Emerging markets tested by rising dollar ahead of Joe Biden’s return

Bloomberg

A stronger US dollar is proving to be an early test for emerging-market currencies on the eve of Joe Biden’s inauguration.
The greenback gained over the last two weeks, buoyed by the president-elect’s proposal for a $1.9 trillion stimulus package. Most developing-nation currencies have slumped in that span, and history suggests
further pain may be in store.
MSCI Inc.’s gauge of emerging-market currencies ended 2020 with its biggest quarterly advance in a decade as optimism over the distribution of Covid-19 vaccines bolstered risk appetite. Now, the backdrop of rising cases, renewed lockdowns and vaccine concerns threatens to reverse those flows.
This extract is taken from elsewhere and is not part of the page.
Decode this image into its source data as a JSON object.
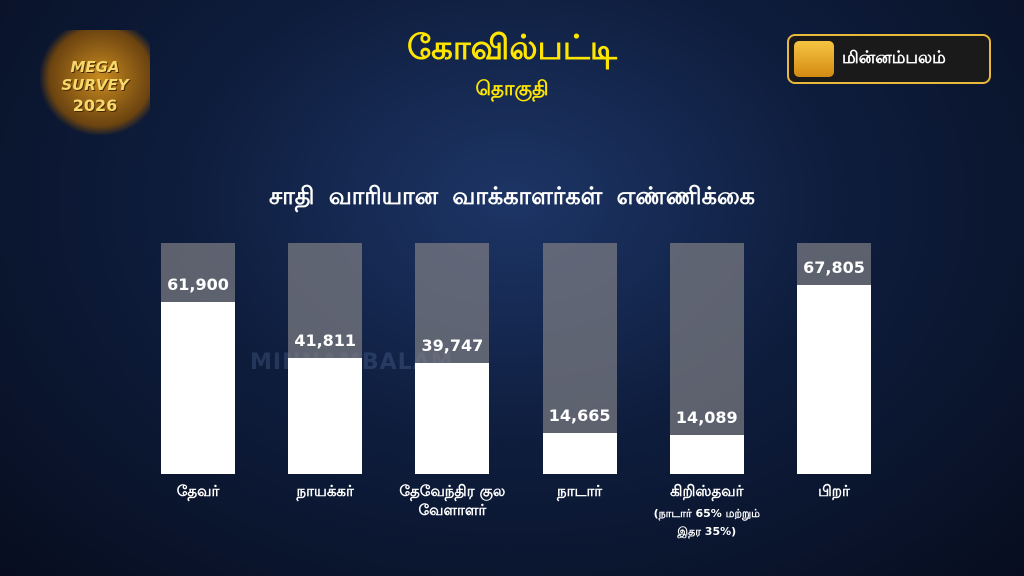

“If vaccines prove less effective than we expect and [the] global economy stumbles, the ‘safe haven’ dollar would likely appreciate,” Goldman Sachs Group Inc. strategists including Zach Pandl wrote in a report.
Still, the strategists “expect broad dollar weakness” this year as exposures to risk assets and upside in commodity prices can outweigh the potential drag from higher US rates.
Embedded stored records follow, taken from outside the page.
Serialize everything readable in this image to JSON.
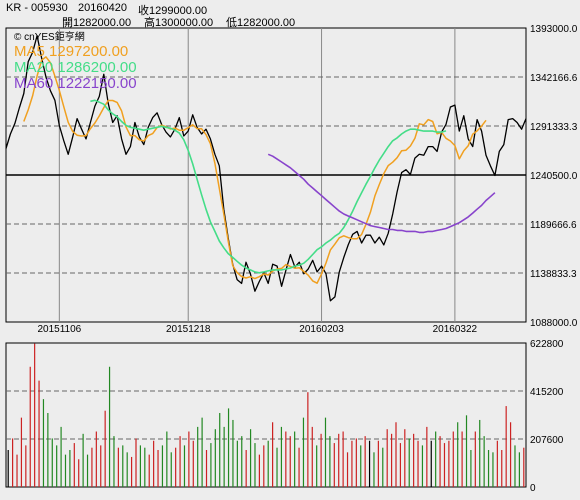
{
  "header": {
    "symbol": "KR - 005930",
    "date": "20160420",
    "close": "收1299000.00",
    "open": "開1282000.00",
    "high": "高1300000.00",
    "low": "低1282000.00"
  },
  "legend": {
    "source": "© cnYES鉅亨網",
    "ma5": "MA5 1297200.00",
    "ma20": "MA20 1286200.00",
    "ma60": "MA60 1222150.00"
  },
  "colors": {
    "background": "#ededed",
    "price": "#000000",
    "ma5": "#f0a020",
    "ma20": "#44dd88",
    "ma60": "#8844cc",
    "vol_up": "#cc2222",
    "vol_down": "#228822",
    "vol_flat": "#000000"
  },
  "chart_data": [
    {
      "type": "line",
      "panel": "price",
      "ylim": [
        1088000,
        1393000
      ],
      "y_ticks": [
        "1393000.0",
        "1342166.6",
        "1291333.3",
        "1240500.0",
        "1189666.6",
        "1138833.3",
        "1088000.0"
      ],
      "x_ticks": [
        "20151106",
        "20151218",
        "20160203",
        "20160322"
      ],
      "x_tick_index": [
        12,
        41,
        71,
        101
      ],
      "reference_line": 1240500,
      "series": [
        {
          "name": "Close",
          "color": "#000000",
          "start": 0,
          "values": [
            1268000,
            1283000,
            1294000,
            1310000,
            1325000,
            1358000,
            1368000,
            1385000,
            1362000,
            1342000,
            1328000,
            1318000,
            1292000,
            1276000,
            1262000,
            1280000,
            1299000,
            1288000,
            1278000,
            1295000,
            1312000,
            1322000,
            1345000,
            1315000,
            1295000,
            1302000,
            1278000,
            1262000,
            1270000,
            1295000,
            1280000,
            1272000,
            1290000,
            1300000,
            1305000,
            1293000,
            1285000,
            1280000,
            1288000,
            1300000,
            1281000,
            1286000,
            1303000,
            1290000,
            1283000,
            1288000,
            1278000,
            1262000,
            1250000,
            1205000,
            1175000,
            1148000,
            1132000,
            1128000,
            1150000,
            1138000,
            1120000,
            1130000,
            1139000,
            1128000,
            1148000,
            1146000,
            1125000,
            1142000,
            1158000,
            1145000,
            1150000,
            1138000,
            1143000,
            1152000,
            1140000,
            1146000,
            1138000,
            1110000,
            1114000,
            1140000,
            1155000,
            1168000,
            1179000,
            1182000,
            1170000,
            1178000,
            1178000,
            1170000,
            1176000,
            1168000,
            1180000,
            1200000,
            1223000,
            1243000,
            1246000,
            1241000,
            1258000,
            1262000,
            1261000,
            1270000,
            1270000,
            1265000,
            1285000,
            1293000,
            1311000,
            1313000,
            1286000,
            1302000,
            1278000,
            1270000,
            1298000,
            1286000,
            1261000,
            1250000,
            1240000,
            1265000,
            1272000,
            1298000,
            1299000,
            1295000,
            1288000,
            1299000
          ]
        },
        {
          "name": "MA5",
          "color": "#f0a020",
          "start": 4,
          "values": [
            1296000,
            1308000,
            1323000,
            1343200,
            1359600,
            1363000,
            1357000,
            1343000,
            1328400,
            1311200,
            1295200,
            1285600,
            1281800,
            1281000,
            1281400,
            1288600,
            1294400,
            1301800,
            1310400,
            1317800,
            1317800,
            1315800,
            1307000,
            1290400,
            1281400,
            1281400,
            1277000,
            1275800,
            1281400,
            1283400,
            1289800,
            1292200,
            1290600,
            1288200,
            1289200,
            1287000,
            1287000,
            1289600,
            1292600,
            1288600,
            1288400,
            1282400,
            1273000,
            1252600,
            1226600,
            1200000,
            1172000,
            1146600,
            1139200,
            1135200,
            1133600,
            1135000,
            1133000,
            1135000,
            1137800,
            1136800,
            1140800,
            1143000,
            1143600,
            1147600,
            1145600,
            1143800,
            1144200,
            1140400,
            1136600,
            1130600,
            1128200,
            1138000,
            1149200,
            1162800,
            1168800,
            1175400,
            1177400,
            1175600,
            1174400,
            1174400,
            1178800,
            1189400,
            1201800,
            1218800,
            1230600,
            1242000,
            1250200,
            1253800,
            1258400,
            1265600,
            1266200,
            1270600,
            1278600,
            1293600,
            1292600,
            1298000,
            1296000,
            1283200,
            1284800,
            1278600,
            1275800,
            1271000,
            1257200,
            1265600,
            1270800,
            1282800,
            1286200,
            1291200,
            1297200
          ]
        },
        {
          "name": "MA20",
          "color": "#44dd88",
          "start": 19,
          "values": [
            1317000,
            1318000,
            1316000,
            1314000,
            1308000,
            1304000,
            1301000,
            1296000,
            1292000,
            1290000,
            1289000,
            1288000,
            1287000,
            1288000,
            1289000,
            1290000,
            1291000,
            1290000,
            1289000,
            1287000,
            1284000,
            1277000,
            1266000,
            1252000,
            1236000,
            1220000,
            1205000,
            1192000,
            1182000,
            1172000,
            1165000,
            1159000,
            1155000,
            1151000,
            1147000,
            1144000,
            1142000,
            1140000,
            1139000,
            1140000,
            1141000,
            1142000,
            1142000,
            1142000,
            1143000,
            1144000,
            1146000,
            1147000,
            1149000,
            1153000,
            1158000,
            1163000,
            1166000,
            1170000,
            1173000,
            1177000,
            1180000,
            1186000,
            1194000,
            1203000,
            1213000,
            1222000,
            1231000,
            1239000,
            1248000,
            1256000,
            1263000,
            1270000,
            1276000,
            1279000,
            1283000,
            1286000,
            1288000,
            1288000,
            1287000,
            1286000,
            1286000,
            1286000,
            1285000,
            1285000,
            1286200
          ]
        },
        {
          "name": "MA60",
          "color": "#8844cc",
          "start": 59,
          "values": [
            1262000,
            1260000,
            1257000,
            1254000,
            1251000,
            1248000,
            1244000,
            1240000,
            1236000,
            1231000,
            1227000,
            1223000,
            1219000,
            1215000,
            1211000,
            1207000,
            1203000,
            1200000,
            1198000,
            1196000,
            1194000,
            1192000,
            1190000,
            1188000,
            1187000,
            1186000,
            1185000,
            1184000,
            1184000,
            1183000,
            1183000,
            1182000,
            1182000,
            1182000,
            1181000,
            1181000,
            1182000,
            1182000,
            1183000,
            1184000,
            1185000,
            1187000,
            1189000,
            1191000,
            1194000,
            1197000,
            1201000,
            1205000,
            1209000,
            1214000,
            1218000,
            1222150
          ]
        }
      ]
    },
    {
      "type": "bar",
      "panel": "volume",
      "ylim": [
        0,
        622800
      ],
      "y_ticks": [
        "622800",
        "415200",
        "207600",
        "0"
      ],
      "values": [
        160000,
        210000,
        140000,
        300000,
        180000,
        520000,
        620000,
        460000,
        380000,
        320000,
        210000,
        180000,
        260000,
        140000,
        160000,
        190000,
        120000,
        230000,
        140000,
        170000,
        240000,
        180000,
        330000,
        520000,
        220000,
        170000,
        180000,
        150000,
        130000,
        210000,
        180000,
        170000,
        140000,
        200000,
        160000,
        180000,
        240000,
        150000,
        170000,
        220000,
        180000,
        240000,
        200000,
        260000,
        300000,
        160000,
        190000,
        250000,
        320000,
        260000,
        340000,
        290000,
        200000,
        220000,
        160000,
        250000,
        190000,
        140000,
        180000,
        200000,
        280000,
        170000,
        260000,
        240000,
        220000,
        240000,
        170000,
        300000,
        410000,
        260000,
        180000,
        230000,
        300000,
        220000,
        190000,
        230000,
        240000,
        150000,
        200000,
        210000,
        180000,
        220000,
        200000,
        150000,
        200000,
        170000,
        250000,
        230000,
        280000,
        190000,
        250000,
        210000,
        230000,
        200000,
        180000,
        260000,
        200000,
        240000,
        220000,
        190000,
        200000,
        240000,
        280000,
        240000,
        310000,
        160000,
        240000,
        290000,
        220000,
        160000,
        150000,
        200000,
        160000,
        350000,
        280000,
        180000,
        150000,
        170000
      ]
    }
  ]
}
Policy makers in Malaysia, South Africa and Brazil will also decide on their borrowing costs this week.
Meantime, Biden’s return to the White House on Wednesday will carry particular significance for traders who follow relations between the world’s two largest economies. Last week, the Trump administration announced it would sanction six officials from China and Hong Kong in a parting shot to Beijing.